Dans un rapport au Premier ministre, paru en décembre 2020, Jean-Yves Frouin observait que l'on commence à se préoccuper des droits et des protections des travailleurs des plateformes, notamment des plus vulnérables. Le plus souvent, il n'existe pas encore de norme encadrant spécifiquement l'exercice du travail au sein des plateformes numériques de travail, de sorte que les difficultés, problèmes ou litiges qui s'y produisent de manière récurrente depuis plusieurs années empruntent la voie de mouvements divers ou d'un contentieux.

Le besoin d'une régulation est réel. Le constat ne doit pas faire oublier que la régulation de l'écosystème des plateformes numériques sous une forme ou une autre est d'ores et déjà une réalité, embryonnaire dans certains pays. La France est considérée comme l'un des États les plus avancées dans la construction d'une législation destinée à améliorer les conditions de travail et la protection sociale des travailleurs de plateformes.

En 2016, avec la loi relative au travail, à la modernisation du dialogue social et à la sécurisation des parcours professionnels, dite « loi El Khomri », le législateur a posé le principe de la responsabilité sociale des plateformes à l'égard des travailleurs indépendants qui y recourent pour leur activité, dès lors qu'elles déterminent les caractéristiques de la prestation de services fournis ou du bien vendu, et fixent son prix. Elle consiste dans la prise en charge à la fois d'une assurance couvrant le risque d'accidents du travail et de la contribution à la formation professionnelle ou des frais d'accompagnement des actions de formation, permettant de faire valider les acquis de l'expérience.

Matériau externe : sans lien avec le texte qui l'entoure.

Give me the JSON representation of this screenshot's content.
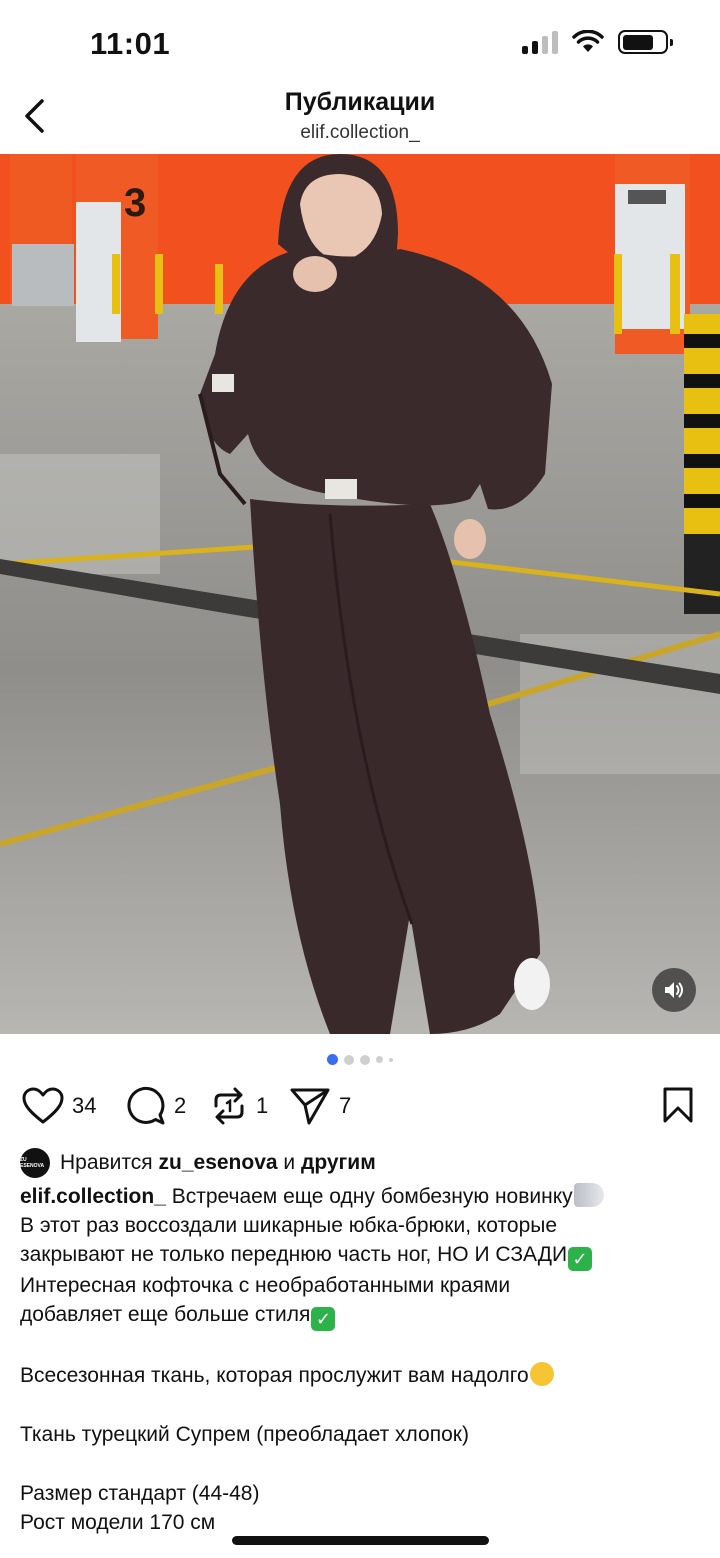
{
  "status_bar": {
    "time": "11:01"
  },
  "header": {
    "title": "Публикации",
    "subtitle": "elif.collection_"
  },
  "post": {
    "image_description_icon": "photo",
    "carousel": {
      "total": 5,
      "active": 1
    },
    "actions": {
      "likes": "34",
      "comments": "2",
      "reposts": "1",
      "shares": "7"
    },
    "liked_by": {
      "prefix": "Нравится",
      "user": "zu_esenova",
      "joiner": "и",
      "others": "другим",
      "avatar_text": "ZU ESENOVA"
    },
    "caption": {
      "user": "elif.collection_",
      "line1": "Встречаем еще одну бомбезную новинку",
      "line2": "В этот раз воссоздали шикарные юбка-брюки, которые",
      "line3": "закрывают не только переднюю часть ног, НО И СЗАДИ",
      "line4": "Интересная кофточка с необработанными краями",
      "line5": "добавляет  еще больше стиля",
      "line6": "Всесезонная ткань, которая прослужит вам надолго",
      "line7": "Ткань турецкий Супрем (преобладает хлопок)",
      "line8": "Размер стандарт (44-48)",
      "line9": "Рост модели 170 см"
    }
  },
  "colors": {
    "accent_dot": "#3a6df0",
    "wall_orange": "#f2501f",
    "outfit": "#3b2a2c"
  }
}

Au demeurant, le législateur a reconnu à ces travailleurs le droit de constituer une organisation syndicale, d'y adhérer et de faire valoir par son intermédiaire leurs intérêts collectifs. Il a admis que les mouvements de refus concerté de fournir leurs services organisés par les mêmes travailleurs, en vue de défendre leurs revendications professionnelles, ne pourraient, sauf abus, ni engager leur responsabilité contractuelle, ni constituer un motif de rupture de leurs relations avec les plateformes, ni justifier de mesures les pénalisant dans l'exercice de leurs activités.

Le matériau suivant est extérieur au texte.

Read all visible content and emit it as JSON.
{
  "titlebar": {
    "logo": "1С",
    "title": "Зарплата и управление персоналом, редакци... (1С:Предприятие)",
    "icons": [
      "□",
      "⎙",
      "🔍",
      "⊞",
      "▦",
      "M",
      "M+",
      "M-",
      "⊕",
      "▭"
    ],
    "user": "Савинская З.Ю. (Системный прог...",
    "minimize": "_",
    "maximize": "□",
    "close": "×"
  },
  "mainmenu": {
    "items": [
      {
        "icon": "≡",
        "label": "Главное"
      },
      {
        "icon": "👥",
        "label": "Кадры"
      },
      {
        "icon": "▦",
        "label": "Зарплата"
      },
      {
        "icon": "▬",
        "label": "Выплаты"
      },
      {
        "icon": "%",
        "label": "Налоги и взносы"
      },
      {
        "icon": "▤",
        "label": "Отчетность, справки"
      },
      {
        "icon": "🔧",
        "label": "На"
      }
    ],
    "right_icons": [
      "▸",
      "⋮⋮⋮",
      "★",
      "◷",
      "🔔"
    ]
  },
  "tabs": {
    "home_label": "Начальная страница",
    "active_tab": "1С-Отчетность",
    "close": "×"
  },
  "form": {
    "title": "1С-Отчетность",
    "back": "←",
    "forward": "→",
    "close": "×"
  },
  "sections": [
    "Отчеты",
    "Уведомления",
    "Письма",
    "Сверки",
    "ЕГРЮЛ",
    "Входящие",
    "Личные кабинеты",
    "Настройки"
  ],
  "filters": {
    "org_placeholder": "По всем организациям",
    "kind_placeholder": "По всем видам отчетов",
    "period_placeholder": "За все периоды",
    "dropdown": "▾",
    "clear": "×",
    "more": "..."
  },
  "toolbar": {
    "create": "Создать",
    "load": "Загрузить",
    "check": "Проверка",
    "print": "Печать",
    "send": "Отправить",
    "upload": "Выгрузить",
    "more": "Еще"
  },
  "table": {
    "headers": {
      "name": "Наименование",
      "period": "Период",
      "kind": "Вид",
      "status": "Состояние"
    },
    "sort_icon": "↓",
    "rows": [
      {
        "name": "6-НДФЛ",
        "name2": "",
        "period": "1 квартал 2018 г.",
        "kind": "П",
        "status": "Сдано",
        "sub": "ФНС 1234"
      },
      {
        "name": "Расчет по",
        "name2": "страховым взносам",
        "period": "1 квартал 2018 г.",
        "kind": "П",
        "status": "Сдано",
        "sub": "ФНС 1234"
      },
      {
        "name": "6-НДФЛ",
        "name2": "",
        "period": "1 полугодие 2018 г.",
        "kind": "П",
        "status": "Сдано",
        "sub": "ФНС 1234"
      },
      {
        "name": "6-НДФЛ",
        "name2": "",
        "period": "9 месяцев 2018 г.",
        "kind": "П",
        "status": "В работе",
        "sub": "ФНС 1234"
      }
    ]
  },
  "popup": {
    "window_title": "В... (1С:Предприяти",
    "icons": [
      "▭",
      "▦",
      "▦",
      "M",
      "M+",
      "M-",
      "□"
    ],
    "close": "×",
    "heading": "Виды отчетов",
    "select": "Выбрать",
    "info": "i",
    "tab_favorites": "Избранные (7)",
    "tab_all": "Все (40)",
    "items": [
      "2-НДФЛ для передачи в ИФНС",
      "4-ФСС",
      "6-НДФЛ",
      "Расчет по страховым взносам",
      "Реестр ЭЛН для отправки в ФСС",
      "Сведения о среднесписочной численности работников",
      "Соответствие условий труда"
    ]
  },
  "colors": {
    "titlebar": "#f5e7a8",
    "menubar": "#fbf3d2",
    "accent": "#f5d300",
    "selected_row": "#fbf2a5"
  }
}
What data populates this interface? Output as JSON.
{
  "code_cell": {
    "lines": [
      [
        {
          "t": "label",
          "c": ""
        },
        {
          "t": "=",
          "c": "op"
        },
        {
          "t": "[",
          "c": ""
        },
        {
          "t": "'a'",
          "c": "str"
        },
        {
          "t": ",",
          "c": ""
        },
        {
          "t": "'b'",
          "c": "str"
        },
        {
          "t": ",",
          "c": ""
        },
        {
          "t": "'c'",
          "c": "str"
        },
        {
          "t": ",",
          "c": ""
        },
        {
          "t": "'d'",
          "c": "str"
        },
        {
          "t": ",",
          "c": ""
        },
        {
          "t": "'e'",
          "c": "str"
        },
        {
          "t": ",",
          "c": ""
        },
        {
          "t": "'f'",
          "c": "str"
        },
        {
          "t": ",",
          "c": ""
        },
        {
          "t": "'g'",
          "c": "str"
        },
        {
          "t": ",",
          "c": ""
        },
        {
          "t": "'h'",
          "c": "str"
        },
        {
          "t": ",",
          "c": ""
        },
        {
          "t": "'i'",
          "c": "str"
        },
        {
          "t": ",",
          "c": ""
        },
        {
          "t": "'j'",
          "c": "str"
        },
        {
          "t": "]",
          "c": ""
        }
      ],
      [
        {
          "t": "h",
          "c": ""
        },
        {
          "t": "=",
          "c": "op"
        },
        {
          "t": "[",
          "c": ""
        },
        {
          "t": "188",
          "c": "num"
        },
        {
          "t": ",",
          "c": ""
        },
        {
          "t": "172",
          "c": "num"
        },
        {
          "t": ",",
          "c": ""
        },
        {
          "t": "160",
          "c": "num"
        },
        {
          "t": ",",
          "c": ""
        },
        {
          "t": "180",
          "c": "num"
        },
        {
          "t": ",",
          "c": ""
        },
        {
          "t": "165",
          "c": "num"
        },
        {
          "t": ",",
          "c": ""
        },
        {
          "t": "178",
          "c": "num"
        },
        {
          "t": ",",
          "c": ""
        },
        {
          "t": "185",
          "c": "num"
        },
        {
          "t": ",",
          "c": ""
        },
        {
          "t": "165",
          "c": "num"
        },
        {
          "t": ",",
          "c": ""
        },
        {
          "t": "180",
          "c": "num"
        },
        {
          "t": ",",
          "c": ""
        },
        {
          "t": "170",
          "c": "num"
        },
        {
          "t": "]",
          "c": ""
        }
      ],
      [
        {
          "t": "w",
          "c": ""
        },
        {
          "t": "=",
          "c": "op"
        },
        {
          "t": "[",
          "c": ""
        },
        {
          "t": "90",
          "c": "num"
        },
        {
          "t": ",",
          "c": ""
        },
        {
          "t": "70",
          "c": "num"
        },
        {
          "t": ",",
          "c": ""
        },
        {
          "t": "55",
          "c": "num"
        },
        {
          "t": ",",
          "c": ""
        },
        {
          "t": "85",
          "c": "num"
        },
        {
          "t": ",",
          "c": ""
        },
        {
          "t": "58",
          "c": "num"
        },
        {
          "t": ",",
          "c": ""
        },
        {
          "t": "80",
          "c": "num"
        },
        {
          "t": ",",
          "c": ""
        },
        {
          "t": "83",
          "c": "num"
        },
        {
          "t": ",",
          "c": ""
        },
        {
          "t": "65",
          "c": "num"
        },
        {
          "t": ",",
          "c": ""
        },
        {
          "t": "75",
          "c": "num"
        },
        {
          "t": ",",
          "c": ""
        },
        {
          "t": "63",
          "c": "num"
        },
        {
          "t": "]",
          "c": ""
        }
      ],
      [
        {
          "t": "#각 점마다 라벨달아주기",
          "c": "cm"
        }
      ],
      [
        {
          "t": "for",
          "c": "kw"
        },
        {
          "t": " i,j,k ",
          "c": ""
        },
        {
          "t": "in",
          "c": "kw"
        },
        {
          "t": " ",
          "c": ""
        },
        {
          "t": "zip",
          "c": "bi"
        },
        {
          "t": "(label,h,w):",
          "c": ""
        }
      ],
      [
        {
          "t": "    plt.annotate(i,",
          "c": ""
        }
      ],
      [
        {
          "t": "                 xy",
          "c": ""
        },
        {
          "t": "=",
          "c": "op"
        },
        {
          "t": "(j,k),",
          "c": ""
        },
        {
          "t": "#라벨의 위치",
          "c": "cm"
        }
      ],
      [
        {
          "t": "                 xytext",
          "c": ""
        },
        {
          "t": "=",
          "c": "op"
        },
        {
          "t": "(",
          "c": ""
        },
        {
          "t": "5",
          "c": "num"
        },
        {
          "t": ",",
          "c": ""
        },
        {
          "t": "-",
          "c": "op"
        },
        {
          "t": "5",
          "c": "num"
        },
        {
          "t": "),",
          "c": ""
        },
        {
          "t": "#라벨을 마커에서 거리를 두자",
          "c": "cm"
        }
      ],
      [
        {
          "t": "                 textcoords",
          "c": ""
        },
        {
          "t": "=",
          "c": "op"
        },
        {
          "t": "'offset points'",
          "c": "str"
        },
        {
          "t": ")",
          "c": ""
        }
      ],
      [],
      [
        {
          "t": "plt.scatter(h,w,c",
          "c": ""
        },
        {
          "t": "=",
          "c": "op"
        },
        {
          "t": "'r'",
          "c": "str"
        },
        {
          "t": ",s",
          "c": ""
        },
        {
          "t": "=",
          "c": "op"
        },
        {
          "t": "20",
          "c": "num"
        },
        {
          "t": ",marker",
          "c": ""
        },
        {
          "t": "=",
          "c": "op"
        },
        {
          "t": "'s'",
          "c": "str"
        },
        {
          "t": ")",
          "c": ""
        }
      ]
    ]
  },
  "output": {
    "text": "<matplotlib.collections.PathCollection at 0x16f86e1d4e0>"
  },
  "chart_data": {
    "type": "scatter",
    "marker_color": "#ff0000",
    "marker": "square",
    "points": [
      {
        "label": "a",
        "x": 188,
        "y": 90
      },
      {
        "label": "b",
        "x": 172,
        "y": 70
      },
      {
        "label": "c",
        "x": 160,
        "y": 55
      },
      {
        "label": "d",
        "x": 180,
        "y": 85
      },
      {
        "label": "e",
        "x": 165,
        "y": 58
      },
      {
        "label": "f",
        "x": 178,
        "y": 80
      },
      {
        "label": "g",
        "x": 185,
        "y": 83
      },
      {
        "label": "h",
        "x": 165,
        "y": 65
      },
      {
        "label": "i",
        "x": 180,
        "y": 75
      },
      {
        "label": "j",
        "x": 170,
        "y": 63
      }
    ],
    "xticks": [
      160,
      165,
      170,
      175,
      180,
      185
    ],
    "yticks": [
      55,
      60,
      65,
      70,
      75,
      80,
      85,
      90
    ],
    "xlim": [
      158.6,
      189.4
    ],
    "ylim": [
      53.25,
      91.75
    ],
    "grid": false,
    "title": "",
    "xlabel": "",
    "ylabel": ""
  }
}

Quelques années plus tard, avec la LOM, le législateur a ajouté de nouvelles pierres à l'édifice encore récent de la responsabilité sociale des plateformes numériques. Il a ouvert à tous les travailleurs indépendants recourant pour leur activité à une ou plusieurs plateformes un droit d'accès à l'ensemble des données concernant leurs activités propres au sein de la ou des plateformes, et permettant de les identifier. Il a également imaginé un dispositif autorisant les plateformes, en lien avec les seuls travailleurs exerçant leur activité dans les secteurs de la conduite d'un VTC ou de la livraison de marchandises, à établir une charte déterminant les conditions et modalités d'exercice de leur responsabilité sociale, définissant leurs droits et obligations ainsi que ceux des travailleurs avec lesquels elles sont en relation.

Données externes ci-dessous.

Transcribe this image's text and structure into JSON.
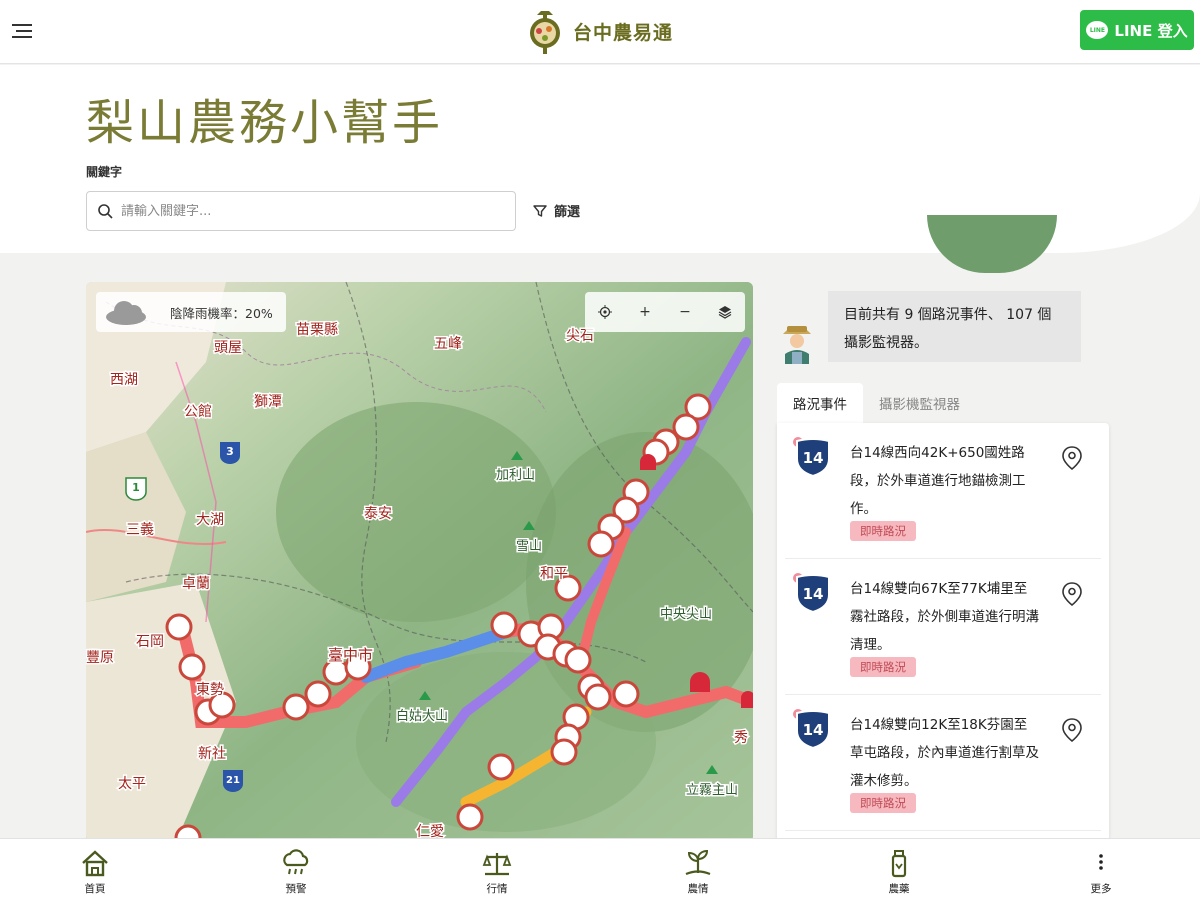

La LOM a par ailleurs défini certaines règles sectorielles, afin de clarifier les droits des travailleurs indépendants vis-à-vis des plateformes numériques relevant de ces deux mêmes secteurs. Lorsqu'elles proposent une prestation à des indépendants, elles se sont vues obligées de communiquer la distance couverte et le prix minimal garanti. Interdiction leur a été faite de mettre fin à la relation contractuelle qui les unit aux travailleurs, au motif qu'ils auraient refusé une ou plusieurs prestations de transport ou qu'ils auraient exercé leur droit à la déconnexion durant leur plage horaire d'activité, qu'ils choisissent du reste librement. De plus, dans un souci de transparence, elles sont tenues de publier sur leur site internet, de manière loyale, claire et transparente, des indicateurs relatifs à la durée et au revenu d'activité des travailleurs avec lesquels elles sont liées.

Il fallait toutefois aller plus loin. C'est pourquoi l'article 48 de la LOM a autorisé le Gouvernement à prendre par ordonnance les mesures relevant de la loi aux fins de déterminer les modalités de représentation des travailleurs indépendants recourant aux plateformes numériques et les conditions d'exercice de cette représentation.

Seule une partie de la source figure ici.